On January 31, Shandong Province reported three newly imported confirmed cases imported from Germany (3 cases in Qingdao).

====December====
On December 3, Jinan issued the "Guidelines for Epidemic Prevention and Control in Public Toilets in Jinan City", and all public toilets strictly implement the "site code" scanning code to use the toilet, and check the nucleic acid test certificate.

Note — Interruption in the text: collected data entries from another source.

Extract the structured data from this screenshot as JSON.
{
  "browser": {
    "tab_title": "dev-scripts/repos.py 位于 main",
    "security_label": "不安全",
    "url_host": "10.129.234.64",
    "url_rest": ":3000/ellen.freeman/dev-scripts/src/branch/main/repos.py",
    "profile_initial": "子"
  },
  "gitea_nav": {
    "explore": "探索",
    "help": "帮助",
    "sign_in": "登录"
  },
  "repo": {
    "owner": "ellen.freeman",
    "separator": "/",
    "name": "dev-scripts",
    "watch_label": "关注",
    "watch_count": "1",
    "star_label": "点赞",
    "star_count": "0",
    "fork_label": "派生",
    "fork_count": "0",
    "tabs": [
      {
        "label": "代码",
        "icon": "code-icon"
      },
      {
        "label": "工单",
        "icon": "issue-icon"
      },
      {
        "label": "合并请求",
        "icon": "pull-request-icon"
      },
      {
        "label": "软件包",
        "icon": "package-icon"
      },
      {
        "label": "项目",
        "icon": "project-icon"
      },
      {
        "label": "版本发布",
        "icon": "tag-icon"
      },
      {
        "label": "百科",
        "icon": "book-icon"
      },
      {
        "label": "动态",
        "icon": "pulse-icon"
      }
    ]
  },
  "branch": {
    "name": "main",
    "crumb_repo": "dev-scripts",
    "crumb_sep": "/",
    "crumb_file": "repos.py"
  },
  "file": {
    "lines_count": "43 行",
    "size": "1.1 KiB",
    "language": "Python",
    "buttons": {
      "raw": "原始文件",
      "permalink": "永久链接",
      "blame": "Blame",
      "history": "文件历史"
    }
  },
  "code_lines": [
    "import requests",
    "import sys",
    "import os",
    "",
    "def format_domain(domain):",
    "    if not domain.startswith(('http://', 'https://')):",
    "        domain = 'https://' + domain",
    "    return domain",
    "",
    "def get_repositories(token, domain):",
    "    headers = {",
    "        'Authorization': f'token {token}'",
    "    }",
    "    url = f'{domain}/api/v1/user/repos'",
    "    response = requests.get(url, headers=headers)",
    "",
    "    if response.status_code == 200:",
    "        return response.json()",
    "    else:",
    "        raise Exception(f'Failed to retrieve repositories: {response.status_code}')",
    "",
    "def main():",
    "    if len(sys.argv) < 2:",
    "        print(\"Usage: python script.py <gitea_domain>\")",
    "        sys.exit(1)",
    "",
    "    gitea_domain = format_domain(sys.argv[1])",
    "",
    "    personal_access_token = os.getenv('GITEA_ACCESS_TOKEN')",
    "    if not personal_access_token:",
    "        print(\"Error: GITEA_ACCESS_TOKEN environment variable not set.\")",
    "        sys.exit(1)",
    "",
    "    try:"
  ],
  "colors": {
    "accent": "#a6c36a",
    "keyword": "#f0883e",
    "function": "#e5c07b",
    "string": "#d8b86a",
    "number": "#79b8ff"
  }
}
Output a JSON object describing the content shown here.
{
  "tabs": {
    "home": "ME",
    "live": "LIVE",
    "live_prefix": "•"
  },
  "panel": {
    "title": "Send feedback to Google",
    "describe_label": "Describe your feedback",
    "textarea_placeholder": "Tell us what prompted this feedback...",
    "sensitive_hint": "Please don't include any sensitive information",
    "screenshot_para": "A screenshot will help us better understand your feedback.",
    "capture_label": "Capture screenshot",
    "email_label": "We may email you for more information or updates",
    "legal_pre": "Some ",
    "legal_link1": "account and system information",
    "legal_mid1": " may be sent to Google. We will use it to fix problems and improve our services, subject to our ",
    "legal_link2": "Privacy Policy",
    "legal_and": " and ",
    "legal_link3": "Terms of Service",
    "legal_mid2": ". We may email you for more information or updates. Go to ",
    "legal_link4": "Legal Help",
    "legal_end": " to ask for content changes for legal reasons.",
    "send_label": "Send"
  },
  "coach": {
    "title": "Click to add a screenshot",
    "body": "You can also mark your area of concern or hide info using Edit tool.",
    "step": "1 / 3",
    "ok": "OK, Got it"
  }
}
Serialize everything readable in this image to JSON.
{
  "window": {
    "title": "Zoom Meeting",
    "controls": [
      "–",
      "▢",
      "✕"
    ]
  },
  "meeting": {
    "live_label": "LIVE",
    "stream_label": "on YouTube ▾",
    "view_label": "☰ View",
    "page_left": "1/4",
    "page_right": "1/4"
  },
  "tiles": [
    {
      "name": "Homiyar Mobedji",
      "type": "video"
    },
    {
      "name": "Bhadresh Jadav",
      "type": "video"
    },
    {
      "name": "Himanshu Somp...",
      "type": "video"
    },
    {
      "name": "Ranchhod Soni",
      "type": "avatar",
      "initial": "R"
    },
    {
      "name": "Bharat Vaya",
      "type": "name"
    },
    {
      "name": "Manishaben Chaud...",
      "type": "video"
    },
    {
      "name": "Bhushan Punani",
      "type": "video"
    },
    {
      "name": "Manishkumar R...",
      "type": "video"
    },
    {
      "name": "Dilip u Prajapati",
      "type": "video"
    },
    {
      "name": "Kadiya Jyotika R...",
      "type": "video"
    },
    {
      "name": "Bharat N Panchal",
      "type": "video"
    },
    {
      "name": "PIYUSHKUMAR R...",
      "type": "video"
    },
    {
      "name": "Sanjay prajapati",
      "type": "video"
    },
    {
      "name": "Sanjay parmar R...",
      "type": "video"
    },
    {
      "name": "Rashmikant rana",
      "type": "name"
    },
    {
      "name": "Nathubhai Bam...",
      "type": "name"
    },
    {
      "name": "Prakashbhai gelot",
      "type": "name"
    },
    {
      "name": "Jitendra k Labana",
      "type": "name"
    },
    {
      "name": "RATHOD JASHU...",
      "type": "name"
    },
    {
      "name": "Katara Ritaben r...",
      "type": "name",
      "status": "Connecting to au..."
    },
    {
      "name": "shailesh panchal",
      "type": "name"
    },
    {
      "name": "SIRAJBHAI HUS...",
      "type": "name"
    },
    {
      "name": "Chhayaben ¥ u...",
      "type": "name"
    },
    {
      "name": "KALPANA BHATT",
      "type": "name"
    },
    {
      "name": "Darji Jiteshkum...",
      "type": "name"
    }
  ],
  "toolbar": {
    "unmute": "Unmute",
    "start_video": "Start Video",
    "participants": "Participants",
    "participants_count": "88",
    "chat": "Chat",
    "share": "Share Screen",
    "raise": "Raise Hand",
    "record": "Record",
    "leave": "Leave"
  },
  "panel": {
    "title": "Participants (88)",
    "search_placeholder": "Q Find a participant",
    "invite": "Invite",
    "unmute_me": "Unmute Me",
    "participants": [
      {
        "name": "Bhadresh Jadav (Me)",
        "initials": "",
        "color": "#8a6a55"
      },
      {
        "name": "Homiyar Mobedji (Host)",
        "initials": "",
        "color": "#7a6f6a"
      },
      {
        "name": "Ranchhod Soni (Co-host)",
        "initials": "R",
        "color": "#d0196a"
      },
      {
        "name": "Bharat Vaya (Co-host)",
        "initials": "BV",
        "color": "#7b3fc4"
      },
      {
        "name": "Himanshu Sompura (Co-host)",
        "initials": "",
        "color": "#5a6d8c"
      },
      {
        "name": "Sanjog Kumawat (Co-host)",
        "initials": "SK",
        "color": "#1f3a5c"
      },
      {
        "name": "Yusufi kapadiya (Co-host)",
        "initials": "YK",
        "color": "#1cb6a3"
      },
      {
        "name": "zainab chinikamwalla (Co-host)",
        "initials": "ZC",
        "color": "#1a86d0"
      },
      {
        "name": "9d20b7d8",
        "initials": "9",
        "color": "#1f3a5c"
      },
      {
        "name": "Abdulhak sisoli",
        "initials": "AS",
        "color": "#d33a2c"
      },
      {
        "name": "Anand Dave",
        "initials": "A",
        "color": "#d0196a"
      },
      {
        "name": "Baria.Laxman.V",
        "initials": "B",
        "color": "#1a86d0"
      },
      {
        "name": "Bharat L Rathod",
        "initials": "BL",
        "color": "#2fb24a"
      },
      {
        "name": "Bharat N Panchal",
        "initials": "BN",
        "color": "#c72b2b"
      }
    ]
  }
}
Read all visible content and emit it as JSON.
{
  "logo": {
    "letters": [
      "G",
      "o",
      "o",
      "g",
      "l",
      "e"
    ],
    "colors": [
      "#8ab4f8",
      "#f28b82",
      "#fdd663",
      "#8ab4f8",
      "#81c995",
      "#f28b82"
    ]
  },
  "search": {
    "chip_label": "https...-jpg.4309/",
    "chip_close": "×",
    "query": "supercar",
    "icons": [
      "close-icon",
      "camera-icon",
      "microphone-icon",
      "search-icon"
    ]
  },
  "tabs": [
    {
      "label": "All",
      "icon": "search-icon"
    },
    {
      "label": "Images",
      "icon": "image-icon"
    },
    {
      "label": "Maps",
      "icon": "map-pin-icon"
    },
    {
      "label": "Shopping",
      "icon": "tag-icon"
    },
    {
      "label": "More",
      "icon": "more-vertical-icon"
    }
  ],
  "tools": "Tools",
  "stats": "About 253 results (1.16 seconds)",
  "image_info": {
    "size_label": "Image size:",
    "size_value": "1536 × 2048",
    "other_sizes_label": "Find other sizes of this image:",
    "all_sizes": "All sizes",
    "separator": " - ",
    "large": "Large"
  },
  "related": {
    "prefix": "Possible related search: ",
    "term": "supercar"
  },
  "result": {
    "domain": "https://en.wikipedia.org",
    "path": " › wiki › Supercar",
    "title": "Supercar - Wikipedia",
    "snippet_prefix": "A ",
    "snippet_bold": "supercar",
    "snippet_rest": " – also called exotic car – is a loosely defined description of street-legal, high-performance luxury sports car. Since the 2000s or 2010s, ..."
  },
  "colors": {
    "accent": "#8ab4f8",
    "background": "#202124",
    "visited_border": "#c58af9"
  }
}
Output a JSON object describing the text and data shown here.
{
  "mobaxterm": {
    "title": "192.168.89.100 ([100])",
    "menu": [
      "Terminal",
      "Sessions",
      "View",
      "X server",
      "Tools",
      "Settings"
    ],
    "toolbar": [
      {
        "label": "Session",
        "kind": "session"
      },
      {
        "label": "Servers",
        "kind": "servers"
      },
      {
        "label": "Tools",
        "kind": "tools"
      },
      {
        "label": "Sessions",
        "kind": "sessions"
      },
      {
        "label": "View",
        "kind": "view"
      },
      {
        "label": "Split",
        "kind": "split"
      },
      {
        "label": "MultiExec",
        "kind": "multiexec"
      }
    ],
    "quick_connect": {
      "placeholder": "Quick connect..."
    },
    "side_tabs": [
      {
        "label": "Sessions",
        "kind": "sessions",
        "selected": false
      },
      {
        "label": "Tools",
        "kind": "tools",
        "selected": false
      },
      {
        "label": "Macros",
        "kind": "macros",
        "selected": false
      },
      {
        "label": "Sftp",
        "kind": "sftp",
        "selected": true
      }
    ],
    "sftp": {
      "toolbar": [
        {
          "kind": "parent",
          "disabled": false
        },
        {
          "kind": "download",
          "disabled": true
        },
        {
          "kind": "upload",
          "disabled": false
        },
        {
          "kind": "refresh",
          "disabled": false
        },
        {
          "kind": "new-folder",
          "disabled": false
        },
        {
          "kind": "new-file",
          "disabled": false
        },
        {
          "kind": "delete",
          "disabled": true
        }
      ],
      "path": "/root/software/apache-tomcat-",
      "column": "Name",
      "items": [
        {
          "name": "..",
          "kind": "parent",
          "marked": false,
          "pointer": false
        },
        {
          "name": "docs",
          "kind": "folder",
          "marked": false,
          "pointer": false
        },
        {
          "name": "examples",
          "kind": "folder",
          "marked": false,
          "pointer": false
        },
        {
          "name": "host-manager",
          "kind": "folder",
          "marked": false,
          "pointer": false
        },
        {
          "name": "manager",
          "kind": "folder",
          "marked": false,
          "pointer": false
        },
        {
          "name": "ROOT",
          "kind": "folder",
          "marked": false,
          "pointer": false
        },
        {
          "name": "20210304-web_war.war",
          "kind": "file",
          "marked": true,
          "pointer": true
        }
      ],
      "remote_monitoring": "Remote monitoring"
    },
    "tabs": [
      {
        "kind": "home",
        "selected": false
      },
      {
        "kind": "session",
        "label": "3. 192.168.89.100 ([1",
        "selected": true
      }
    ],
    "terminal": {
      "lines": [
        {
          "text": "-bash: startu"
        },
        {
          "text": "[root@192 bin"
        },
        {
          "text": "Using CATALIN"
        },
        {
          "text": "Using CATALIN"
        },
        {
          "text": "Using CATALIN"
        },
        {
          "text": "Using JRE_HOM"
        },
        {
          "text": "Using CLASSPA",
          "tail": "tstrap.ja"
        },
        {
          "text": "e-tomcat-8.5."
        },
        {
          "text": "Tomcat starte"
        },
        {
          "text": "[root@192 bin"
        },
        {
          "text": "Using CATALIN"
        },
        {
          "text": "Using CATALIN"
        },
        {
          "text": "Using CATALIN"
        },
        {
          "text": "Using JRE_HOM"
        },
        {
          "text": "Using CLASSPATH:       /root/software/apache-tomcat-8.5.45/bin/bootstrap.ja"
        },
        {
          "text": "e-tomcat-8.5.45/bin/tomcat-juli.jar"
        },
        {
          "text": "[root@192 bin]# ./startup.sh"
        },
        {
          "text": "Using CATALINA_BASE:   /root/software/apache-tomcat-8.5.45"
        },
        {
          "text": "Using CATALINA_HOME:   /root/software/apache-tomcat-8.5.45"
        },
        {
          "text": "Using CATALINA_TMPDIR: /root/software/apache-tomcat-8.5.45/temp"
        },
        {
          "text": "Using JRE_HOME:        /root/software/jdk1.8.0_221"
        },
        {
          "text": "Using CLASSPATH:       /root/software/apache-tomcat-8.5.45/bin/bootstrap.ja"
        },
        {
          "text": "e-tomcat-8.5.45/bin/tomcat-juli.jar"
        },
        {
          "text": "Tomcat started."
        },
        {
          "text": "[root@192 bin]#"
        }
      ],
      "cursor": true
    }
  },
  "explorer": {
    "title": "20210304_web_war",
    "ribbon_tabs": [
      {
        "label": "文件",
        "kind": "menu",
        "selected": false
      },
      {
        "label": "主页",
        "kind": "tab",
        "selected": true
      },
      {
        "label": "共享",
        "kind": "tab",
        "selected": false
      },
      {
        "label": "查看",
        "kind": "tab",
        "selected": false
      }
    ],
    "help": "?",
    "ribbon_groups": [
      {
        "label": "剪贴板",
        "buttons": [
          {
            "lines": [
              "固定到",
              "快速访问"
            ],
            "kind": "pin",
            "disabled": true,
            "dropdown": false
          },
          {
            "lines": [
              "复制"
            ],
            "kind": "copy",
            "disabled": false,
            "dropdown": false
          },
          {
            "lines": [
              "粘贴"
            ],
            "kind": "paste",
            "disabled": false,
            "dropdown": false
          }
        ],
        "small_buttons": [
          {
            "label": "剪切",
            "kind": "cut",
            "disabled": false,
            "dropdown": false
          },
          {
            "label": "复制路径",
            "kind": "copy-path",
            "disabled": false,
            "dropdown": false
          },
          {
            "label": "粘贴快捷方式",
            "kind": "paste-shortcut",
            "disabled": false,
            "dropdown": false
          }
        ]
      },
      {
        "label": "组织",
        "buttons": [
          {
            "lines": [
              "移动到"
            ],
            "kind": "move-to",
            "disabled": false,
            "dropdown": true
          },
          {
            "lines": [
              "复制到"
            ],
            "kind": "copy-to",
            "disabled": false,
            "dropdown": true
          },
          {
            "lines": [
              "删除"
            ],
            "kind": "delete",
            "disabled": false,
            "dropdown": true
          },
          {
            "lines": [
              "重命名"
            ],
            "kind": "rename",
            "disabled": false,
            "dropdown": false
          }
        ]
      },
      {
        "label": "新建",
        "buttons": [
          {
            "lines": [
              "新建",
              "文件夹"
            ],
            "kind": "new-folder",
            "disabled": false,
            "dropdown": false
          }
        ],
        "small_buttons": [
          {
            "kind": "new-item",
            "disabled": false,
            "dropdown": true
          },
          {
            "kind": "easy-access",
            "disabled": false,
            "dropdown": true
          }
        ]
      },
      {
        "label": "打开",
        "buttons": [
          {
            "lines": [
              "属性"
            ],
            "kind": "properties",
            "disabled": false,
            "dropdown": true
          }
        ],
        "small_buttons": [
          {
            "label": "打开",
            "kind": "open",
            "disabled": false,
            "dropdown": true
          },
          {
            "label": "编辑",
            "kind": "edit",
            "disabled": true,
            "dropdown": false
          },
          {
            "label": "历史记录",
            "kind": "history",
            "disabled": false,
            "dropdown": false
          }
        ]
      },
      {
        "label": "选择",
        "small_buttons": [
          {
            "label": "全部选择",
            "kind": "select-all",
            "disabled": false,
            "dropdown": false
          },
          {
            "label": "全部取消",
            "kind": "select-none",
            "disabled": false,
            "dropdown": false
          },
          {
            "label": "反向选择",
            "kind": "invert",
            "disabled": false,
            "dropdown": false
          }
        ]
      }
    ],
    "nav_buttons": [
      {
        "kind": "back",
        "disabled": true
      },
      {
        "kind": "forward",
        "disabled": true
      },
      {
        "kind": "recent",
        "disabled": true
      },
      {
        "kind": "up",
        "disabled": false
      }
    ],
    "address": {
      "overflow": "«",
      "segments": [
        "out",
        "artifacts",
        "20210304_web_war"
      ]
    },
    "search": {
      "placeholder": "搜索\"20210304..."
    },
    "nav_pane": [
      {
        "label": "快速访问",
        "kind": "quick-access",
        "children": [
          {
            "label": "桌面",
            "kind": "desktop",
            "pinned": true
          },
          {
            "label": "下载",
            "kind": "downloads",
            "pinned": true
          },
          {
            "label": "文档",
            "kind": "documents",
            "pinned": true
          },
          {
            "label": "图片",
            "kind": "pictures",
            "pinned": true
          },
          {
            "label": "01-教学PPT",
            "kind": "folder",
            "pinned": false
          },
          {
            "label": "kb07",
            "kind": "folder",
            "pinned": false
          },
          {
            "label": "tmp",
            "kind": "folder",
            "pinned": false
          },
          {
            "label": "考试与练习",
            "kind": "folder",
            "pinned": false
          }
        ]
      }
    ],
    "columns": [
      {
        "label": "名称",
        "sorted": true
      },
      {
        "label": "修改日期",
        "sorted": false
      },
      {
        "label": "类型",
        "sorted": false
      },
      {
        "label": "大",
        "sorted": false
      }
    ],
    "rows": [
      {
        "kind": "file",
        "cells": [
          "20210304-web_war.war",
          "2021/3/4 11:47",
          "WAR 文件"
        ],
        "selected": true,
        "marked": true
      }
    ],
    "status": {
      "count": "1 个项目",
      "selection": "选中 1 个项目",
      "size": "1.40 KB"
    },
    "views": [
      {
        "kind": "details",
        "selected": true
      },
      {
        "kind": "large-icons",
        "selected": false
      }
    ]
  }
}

Starting from December 5, Shandong will cancel the mandatory nucleic acid testing "landing inspection" requirements in traffic stations, port terminals, high-speed checkpoints and other places; enter parks, scenic spots, service areas and other public places, and take subways, buses, taxis and other public places. For vehicles, health codes and nucleic acid test negative certificates are no longer checked; when purchasing "four types of drugs" such as antipyretics, cough relievers, antivirals, and antibiotics, no nucleic acid test negative certificates are checked, and real-name registration information is no longer required.

On December 10, the Shandong authorities announced that all confined places must show a 48-hour negative nucleic acid test report.

On December 23, Bo Tao, director of the Qingdao Municipal Health Commission of Shandong Province, introduced that the daily number of new infections in Qingdao is 490,000 to 530,000 people, and will increase at a rate of 10% on the 24th and 25th.